🤖 AI Summary
Real-time detection of tiny objects (<32 pixels, down to 4 pixels) in UAV imagery remains challenging due to high false-positive rates and computational constraints on resource-limited platforms. To address this, we propose a hierarchical lightweight YOLOv8 variant tailored for edge deployment. Our key contributions are: (1) a Hierarchical Extended Path Aggregation Network (HEPAN) to enhance multi-scale feature fusion; (2) lightweight Inverted Residual Depthwise Separable Convolution Blocks (IRDCBs) and Lightweight Downsampling modules (LDowns) that substantially reduce computational overhead; and (3) a high-resolution detection head specifically optimized for ultra-small targets. Evaluated on VisDrone2019, our model reduces parameter count by 32.7% and FLOPs by 41.5%, while improving mAP by 2.8% and significantly lowering false detection rates.
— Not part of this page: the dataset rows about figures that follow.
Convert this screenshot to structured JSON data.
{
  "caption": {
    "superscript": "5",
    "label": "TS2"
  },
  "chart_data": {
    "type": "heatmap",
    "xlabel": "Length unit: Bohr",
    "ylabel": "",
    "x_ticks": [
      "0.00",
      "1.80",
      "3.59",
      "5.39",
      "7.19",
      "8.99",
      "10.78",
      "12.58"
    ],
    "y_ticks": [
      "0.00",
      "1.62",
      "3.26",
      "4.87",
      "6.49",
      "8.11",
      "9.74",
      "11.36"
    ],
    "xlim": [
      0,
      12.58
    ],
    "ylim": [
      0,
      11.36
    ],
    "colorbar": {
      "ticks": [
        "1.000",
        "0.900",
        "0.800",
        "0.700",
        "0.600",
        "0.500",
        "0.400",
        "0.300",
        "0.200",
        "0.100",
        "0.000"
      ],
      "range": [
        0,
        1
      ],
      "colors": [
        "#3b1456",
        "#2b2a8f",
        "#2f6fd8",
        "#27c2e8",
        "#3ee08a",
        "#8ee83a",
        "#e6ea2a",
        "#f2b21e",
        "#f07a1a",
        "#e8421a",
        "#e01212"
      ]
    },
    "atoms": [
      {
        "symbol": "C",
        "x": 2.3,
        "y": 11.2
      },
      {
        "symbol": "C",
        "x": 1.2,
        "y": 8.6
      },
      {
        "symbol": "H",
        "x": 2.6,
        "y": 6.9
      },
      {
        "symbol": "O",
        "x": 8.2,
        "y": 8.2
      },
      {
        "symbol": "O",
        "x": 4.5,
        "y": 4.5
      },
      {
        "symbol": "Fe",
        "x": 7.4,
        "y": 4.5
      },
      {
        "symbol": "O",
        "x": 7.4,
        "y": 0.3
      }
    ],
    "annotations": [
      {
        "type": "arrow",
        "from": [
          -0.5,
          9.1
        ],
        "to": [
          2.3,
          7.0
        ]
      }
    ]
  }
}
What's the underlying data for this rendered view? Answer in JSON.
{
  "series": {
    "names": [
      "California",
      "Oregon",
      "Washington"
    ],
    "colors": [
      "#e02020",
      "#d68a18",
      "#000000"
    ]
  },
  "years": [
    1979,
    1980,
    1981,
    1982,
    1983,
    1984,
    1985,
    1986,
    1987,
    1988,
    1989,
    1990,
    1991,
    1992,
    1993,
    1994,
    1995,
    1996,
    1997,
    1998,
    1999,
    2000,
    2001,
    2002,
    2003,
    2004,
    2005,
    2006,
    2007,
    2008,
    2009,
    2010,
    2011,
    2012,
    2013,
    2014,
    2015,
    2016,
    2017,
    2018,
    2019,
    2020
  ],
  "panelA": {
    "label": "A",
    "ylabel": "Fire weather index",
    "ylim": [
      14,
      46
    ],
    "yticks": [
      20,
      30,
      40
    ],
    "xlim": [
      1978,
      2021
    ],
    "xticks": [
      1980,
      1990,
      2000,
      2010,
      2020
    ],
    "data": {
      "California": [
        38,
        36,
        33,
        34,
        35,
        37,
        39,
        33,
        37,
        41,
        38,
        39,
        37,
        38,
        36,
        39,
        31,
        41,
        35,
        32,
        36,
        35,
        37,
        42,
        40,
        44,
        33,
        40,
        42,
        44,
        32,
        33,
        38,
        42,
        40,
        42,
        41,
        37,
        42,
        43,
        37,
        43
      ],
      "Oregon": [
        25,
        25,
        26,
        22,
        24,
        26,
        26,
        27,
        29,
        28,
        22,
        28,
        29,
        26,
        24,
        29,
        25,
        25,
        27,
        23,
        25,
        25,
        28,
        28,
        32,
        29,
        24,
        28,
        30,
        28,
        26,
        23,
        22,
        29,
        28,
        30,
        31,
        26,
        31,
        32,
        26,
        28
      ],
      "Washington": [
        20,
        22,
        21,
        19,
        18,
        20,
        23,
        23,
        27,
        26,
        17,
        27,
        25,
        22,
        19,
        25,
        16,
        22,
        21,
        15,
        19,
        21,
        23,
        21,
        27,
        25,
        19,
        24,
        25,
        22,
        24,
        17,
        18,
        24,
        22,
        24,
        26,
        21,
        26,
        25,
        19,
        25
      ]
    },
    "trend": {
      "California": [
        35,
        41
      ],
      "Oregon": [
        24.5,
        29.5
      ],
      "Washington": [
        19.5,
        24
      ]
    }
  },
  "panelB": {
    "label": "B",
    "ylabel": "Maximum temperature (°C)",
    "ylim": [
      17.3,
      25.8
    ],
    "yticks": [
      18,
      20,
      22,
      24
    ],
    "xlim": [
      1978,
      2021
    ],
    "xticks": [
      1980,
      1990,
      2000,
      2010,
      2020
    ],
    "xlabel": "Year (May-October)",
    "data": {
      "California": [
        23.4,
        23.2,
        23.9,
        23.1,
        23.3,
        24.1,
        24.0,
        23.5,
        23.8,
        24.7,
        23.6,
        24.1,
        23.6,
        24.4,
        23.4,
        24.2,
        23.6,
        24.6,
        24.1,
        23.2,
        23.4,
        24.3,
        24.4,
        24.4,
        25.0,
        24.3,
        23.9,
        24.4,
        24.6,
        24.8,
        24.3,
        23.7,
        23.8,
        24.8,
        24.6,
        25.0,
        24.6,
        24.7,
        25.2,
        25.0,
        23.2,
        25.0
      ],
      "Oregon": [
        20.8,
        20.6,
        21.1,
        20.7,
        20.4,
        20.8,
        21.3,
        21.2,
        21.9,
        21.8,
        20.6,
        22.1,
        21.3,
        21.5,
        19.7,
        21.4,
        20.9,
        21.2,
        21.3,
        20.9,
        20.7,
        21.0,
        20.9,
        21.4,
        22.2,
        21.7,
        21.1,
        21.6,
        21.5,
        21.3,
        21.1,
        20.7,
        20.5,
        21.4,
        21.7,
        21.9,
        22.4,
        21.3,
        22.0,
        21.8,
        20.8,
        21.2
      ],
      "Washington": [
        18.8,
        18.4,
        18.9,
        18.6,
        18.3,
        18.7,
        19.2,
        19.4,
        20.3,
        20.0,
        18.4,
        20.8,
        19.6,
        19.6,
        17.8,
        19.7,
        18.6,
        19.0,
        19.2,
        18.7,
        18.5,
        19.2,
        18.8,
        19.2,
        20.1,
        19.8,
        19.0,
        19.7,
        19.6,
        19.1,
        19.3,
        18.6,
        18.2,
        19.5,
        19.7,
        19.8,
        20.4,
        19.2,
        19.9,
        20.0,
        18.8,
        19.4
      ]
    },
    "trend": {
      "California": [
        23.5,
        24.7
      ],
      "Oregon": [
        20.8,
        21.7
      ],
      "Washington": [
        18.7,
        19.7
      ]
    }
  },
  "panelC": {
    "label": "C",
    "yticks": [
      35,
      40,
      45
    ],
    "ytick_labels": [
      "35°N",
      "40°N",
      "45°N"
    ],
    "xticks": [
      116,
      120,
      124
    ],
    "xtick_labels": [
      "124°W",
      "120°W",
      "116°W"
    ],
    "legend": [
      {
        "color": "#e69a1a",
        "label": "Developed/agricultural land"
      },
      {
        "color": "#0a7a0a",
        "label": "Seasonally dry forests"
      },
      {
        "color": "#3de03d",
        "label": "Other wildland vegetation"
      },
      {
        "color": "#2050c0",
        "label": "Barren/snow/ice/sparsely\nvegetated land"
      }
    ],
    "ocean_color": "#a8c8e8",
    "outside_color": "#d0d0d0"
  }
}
It achieves 37 FPS on Jetson AGX Orin, striking an effective balance between accuracy and real-time inference capability.
📝 Abstract
The real-time detection of small objects in complex scenes, such as the unmanned aerial vehicle (UAV) photography captured by drones, has dual challenges of detecting small targets (<32 pixels) and maintaining real-time efficiency on resource-constrained platforms. While YOLO-series detectors have achieved remarkable success in real-time large object detection, they suffer from significantly higher false negative rates for drone-based detection where small objects dominate, compared to large object scenarios. This paper proposes HierLight-YOLO, a hierarchical feature fusion and lightweight model that enhances the real-time detection of small objects, based on the YOLOv8 architecture. We propose the Hierarchical Extended Path Aggregation Network (HEPAN), a multi-scale feature fusion method through hierarchical cross-level connections, enhancing the small object detection accuracy. HierLight-YOLO includes two innovative lightweight modules: Inverted Residual Depthwise Convolution Block (IRDCB) and Lightweight Downsample (LDown) module, which significantly reduce the model's parameters and computational complexity without sacrificing detection capabilities. Small object detection head is designed to further enhance spatial resolution and feature fusion to tackle the tiny object (4 pixels) detection. Comparison experiments and ablation studies on the VisDrone2019 benchmark demonstrate state-of-the-art performance of HierLight-YOLO.